Barriers would be erected outside shops and premises on the day to protect against the crush of the cattle. Cattle were never allowed to stand outside a Church.  They could stand across the road from the Church but not in front of it.

 People walked for miles with their cattle and if they weren’t sold they had walk them back home again. Farmers and jobbers (cattle buyers) appeared in abundance. It was a day for wheeling and dealing and at times it would seem that no animal would ever be sold but finally a great deal of haggling would be followed by the hand stroke which meant a deal was struck! This wasn’t the handshake as we know it but one man would put out his hand, palm upwards and the other man would blow into his own hand and would meet the outstretched palm in a downward chopping motion and a slapping sound could be heard. There was no written contract - none was needed at a time when a man’s word was his bond. Many a row also ensued and at times a deal could only be completed over a few pints in the pub.  A bit of matchmaking also took place on fair days.  Through shared knowledge and discussion a father would meet a particular man and after some negotiations money would be exchanged and the deal sealed to marry off his daughter.

 A lot of local shops and private houses in the villages and towns where the fairs were held would provide teas and food for the travelling farmers and jobbers on that day.  It was a long day for the men and a decent meal was necessary to see them through it.  A fair day was a ‘men only’ affair. There were no women to be seen. The exception to this was at the Bonham market where women were allowed to attend as they were usually the people who would feed and rear the bonhams.

One of the major fairs was held on the Fairgreen in Limerick on the last Friday of every month. Large amounts of people from Doon and from all the local villages and towns would set out at around 1am in the morning and head for Limerick with their cattle. It took well over 4 hours to walk cattle from Doon to Limerick. A lot of cattle sold at this fair were bound for England so special trains were laid on and the cattle were herded up the Jail Boreen to the railway station and put in carriages which took them to Dublin Docks.

Cattle at that time were of the Shorthorn and Black Polly breed and cows could live to 25 years of age whereas the lifespan of a cow nowadays is only about 12 years. The farming methods at that time were less intensive and the cows were treated with great care. The cows were overwintered indoors but the rest of the cattle would have spent the winter outside. The breeds of Shorthorn and Black Polly were quieter animals and so could be more easily herded for miles and more easily controlled while standing in the villages and towns where the fairs were held.

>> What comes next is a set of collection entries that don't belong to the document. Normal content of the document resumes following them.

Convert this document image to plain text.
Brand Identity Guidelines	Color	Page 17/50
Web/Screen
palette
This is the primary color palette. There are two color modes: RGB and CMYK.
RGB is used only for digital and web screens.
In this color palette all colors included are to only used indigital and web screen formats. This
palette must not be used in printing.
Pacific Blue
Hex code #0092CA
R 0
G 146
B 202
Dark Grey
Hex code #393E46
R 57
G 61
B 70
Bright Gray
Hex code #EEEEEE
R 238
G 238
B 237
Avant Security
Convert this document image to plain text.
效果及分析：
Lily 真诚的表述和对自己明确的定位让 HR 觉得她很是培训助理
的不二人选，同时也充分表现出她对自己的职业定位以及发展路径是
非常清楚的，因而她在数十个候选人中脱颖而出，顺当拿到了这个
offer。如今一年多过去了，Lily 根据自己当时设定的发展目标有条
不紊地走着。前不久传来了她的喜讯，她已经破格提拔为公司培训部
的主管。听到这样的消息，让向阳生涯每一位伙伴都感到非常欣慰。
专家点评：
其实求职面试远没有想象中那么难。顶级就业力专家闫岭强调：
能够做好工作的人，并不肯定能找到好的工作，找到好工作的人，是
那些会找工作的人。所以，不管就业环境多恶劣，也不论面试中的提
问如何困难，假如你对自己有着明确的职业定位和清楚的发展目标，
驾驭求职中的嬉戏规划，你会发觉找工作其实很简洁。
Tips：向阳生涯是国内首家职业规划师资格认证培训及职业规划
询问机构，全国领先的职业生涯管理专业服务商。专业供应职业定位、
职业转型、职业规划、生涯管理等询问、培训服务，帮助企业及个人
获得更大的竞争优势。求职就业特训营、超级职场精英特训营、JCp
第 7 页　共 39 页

The hawkers which we got used to attending agricultural shows in later years didn’t exist then. Outside of the cattle, the only other items sold on fair day would be trees, shrubs, hedging and also clothes.  Hanafins car from Thurles always attended the local fairs from which they would sell clothes.

The local rate collector would attend on the day and the local bank would always be open. Sub banks and visiting banks would also be open for business.  Money was scarce at that time and the livestock the farmers sold at the fairs was for the most, their only source of income and the money made from the sale of the cattle would pay outstanding bills and also the farmers would stock up on food supplies for the months ahead.

The fairs fizzled out in the mid 1960’s. The marts took over then. In some towns for a period of time the fairs and marts carried on simultaneously until eventually the fairs ceased to be. The marts provided a fairer way of selling cattle and also the necessity to control or attempt to control animal disease gave cattle marts an advantage over the fairs.